Alice was silent.

"I tell you what," said Kathleen. "When I see you beginning to help your poor, exhausted mother, and running messages for that overworked slavey—I think you call her Maria—then perhaps I'll do less. And when there's some one else to mend the boys' socks, perhaps I won't

offer; but until there is, the less you say about such things the better, Miss Alice Tennant."

Ben kicked David under the table, and David kicked him back to stay quiet. Altogether the breakfast was a noisy one.

Kathleen went to school quite prepared to carry out her promise to Susy Hopkins. She had neatly packed the little Irish diamond brooch in a box, and had slipped under it a tiny note:

"Get as many foundation girls as you can to meet me, at whatever place you like to appoint, this evening. I have a plan to propose.—Kathleen O'Hara.

"P.S.—You can name the place by pinning a note under my desk. Be sure you all come. The plan is gloryious."

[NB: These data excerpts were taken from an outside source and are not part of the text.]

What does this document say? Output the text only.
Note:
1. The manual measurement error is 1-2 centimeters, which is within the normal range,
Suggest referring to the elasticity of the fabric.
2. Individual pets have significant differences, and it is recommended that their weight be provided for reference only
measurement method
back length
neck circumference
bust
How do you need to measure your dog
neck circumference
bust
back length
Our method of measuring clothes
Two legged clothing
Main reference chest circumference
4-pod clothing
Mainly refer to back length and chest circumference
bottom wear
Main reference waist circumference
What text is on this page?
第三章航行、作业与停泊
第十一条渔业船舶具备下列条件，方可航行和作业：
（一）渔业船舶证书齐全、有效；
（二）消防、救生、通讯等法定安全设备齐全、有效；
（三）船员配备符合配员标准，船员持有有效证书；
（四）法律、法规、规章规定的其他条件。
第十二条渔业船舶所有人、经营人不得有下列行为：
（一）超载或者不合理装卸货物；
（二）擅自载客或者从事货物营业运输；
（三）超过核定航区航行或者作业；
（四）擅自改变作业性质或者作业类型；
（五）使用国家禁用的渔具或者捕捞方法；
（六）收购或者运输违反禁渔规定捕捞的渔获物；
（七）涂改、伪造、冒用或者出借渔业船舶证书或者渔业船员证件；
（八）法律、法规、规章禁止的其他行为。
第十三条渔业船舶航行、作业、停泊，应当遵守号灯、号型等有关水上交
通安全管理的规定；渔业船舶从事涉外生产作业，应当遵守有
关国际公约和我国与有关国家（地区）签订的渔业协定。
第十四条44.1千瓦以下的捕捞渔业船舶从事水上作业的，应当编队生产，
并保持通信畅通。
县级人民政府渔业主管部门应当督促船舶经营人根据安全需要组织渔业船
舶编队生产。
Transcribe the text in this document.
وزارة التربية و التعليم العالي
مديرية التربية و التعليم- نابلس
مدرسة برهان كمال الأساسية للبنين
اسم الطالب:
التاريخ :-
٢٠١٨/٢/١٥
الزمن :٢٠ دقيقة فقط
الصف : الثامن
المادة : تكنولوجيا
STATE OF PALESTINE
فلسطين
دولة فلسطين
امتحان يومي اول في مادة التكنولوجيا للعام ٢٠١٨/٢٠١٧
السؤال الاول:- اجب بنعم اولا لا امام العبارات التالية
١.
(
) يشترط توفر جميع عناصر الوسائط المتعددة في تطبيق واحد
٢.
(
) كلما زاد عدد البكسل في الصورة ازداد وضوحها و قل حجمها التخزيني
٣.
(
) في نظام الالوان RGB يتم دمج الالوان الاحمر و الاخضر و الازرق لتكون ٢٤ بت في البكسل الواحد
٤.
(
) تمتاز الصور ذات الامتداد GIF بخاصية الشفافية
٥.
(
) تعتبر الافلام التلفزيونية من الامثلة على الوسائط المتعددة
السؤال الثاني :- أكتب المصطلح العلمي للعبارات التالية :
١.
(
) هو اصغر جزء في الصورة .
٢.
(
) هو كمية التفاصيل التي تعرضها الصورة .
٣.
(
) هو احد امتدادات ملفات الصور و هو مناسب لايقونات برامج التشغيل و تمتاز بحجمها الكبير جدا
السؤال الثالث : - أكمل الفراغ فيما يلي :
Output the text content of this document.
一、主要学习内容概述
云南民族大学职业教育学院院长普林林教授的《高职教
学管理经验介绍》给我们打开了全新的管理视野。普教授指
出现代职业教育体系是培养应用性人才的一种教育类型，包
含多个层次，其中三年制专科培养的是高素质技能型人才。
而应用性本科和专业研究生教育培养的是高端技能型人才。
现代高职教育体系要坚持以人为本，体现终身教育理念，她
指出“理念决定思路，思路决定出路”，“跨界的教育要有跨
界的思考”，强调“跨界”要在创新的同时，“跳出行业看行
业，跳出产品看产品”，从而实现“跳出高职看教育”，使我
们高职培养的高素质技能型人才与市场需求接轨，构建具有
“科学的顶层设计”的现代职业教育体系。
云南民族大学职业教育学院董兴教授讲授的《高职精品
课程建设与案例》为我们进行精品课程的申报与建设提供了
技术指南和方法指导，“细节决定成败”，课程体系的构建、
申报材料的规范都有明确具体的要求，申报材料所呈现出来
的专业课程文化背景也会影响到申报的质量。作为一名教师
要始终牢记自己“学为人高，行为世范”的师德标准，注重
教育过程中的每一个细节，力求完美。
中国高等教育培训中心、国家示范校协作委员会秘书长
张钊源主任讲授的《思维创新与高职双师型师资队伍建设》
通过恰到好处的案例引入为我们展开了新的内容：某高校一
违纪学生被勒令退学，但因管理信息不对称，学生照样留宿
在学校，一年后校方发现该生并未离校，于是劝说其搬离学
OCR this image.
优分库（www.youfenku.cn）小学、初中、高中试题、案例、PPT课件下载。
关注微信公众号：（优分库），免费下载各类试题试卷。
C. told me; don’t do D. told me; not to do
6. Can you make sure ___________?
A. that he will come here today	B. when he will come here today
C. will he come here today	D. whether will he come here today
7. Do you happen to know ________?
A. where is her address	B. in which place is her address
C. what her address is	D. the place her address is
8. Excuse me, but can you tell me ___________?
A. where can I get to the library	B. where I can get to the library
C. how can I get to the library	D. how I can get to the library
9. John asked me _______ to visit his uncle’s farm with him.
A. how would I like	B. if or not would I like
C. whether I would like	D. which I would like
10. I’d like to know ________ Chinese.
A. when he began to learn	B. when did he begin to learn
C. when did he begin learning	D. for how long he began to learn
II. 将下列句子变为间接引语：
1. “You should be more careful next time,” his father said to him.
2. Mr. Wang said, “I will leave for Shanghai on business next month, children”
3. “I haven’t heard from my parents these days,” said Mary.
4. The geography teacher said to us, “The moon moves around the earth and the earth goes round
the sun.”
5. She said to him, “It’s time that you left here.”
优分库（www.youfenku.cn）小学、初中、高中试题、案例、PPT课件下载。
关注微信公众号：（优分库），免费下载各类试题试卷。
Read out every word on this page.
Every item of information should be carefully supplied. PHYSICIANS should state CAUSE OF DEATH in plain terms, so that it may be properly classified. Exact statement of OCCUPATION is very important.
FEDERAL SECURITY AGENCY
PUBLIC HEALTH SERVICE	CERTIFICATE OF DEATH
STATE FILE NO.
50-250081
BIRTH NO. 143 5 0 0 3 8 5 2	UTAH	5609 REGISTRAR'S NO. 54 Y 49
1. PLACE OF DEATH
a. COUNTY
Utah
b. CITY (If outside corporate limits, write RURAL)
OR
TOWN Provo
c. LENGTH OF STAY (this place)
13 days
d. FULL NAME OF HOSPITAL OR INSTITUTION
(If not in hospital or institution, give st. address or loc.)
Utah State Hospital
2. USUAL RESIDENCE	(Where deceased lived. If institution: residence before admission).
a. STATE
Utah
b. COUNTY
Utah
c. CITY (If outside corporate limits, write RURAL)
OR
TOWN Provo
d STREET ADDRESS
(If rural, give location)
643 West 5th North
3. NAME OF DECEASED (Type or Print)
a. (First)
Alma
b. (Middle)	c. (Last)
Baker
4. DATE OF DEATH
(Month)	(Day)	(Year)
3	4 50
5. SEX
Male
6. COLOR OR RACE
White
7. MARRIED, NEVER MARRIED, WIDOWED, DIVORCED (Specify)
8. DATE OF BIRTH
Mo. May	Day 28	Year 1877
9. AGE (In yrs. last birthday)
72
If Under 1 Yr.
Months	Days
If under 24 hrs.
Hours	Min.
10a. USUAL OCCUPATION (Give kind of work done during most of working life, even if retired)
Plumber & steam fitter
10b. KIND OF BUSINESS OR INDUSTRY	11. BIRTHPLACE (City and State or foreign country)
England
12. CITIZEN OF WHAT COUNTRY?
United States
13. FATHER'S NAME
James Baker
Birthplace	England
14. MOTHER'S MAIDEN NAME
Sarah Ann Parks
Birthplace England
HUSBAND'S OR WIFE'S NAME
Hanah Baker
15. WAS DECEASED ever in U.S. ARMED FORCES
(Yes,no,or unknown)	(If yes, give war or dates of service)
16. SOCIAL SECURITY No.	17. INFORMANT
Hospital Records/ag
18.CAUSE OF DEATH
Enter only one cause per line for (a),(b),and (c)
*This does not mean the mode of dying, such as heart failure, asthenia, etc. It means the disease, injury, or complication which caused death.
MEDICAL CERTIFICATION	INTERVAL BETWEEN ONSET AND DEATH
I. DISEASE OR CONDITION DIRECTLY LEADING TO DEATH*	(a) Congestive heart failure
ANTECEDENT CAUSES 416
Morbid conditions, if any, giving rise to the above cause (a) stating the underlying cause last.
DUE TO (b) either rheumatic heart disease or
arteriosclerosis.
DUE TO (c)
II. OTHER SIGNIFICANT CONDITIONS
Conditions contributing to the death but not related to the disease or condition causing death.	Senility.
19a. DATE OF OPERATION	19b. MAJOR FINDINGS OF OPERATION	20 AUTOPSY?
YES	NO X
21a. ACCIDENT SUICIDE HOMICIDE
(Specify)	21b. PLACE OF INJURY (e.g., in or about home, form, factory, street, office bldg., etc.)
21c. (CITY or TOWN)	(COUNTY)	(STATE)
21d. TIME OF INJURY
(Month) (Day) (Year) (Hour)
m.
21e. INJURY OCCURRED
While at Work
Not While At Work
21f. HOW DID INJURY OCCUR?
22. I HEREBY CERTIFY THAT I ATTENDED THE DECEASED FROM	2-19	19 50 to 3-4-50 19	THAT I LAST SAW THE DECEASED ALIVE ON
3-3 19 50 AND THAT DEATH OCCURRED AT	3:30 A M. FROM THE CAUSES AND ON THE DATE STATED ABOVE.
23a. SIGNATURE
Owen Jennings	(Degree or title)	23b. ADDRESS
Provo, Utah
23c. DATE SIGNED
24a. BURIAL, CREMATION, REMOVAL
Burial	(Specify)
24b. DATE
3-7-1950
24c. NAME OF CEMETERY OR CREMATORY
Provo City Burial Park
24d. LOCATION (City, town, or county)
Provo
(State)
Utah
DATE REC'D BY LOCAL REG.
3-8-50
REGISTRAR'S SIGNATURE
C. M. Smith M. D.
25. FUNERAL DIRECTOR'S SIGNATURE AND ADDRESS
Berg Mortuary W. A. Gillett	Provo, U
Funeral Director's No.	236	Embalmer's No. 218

The thought of the note and the plan and the little brooch kept Kathleen in a fairly good humor on her walk to school. There she saw Ruth Craven. She was decidedly angry with Ruth for having, as she said to herself, "snubbed her" the day before. But beauty always had a curious effect on the Irish girl, and when she observed Ruth's really exquisite little face, clear cut as a cameo, with eyes full of expression, and watched the lips ready to break into the gentlest smiles, Kathleen said to herself:

"It is all over with me. She is the only decent-looking colleen I have met in this God-forsaken country. Make up to her I will."

She dashed, therefore, almost rudely through a great mass of incoming girls, and seized Ruth by her shoulder.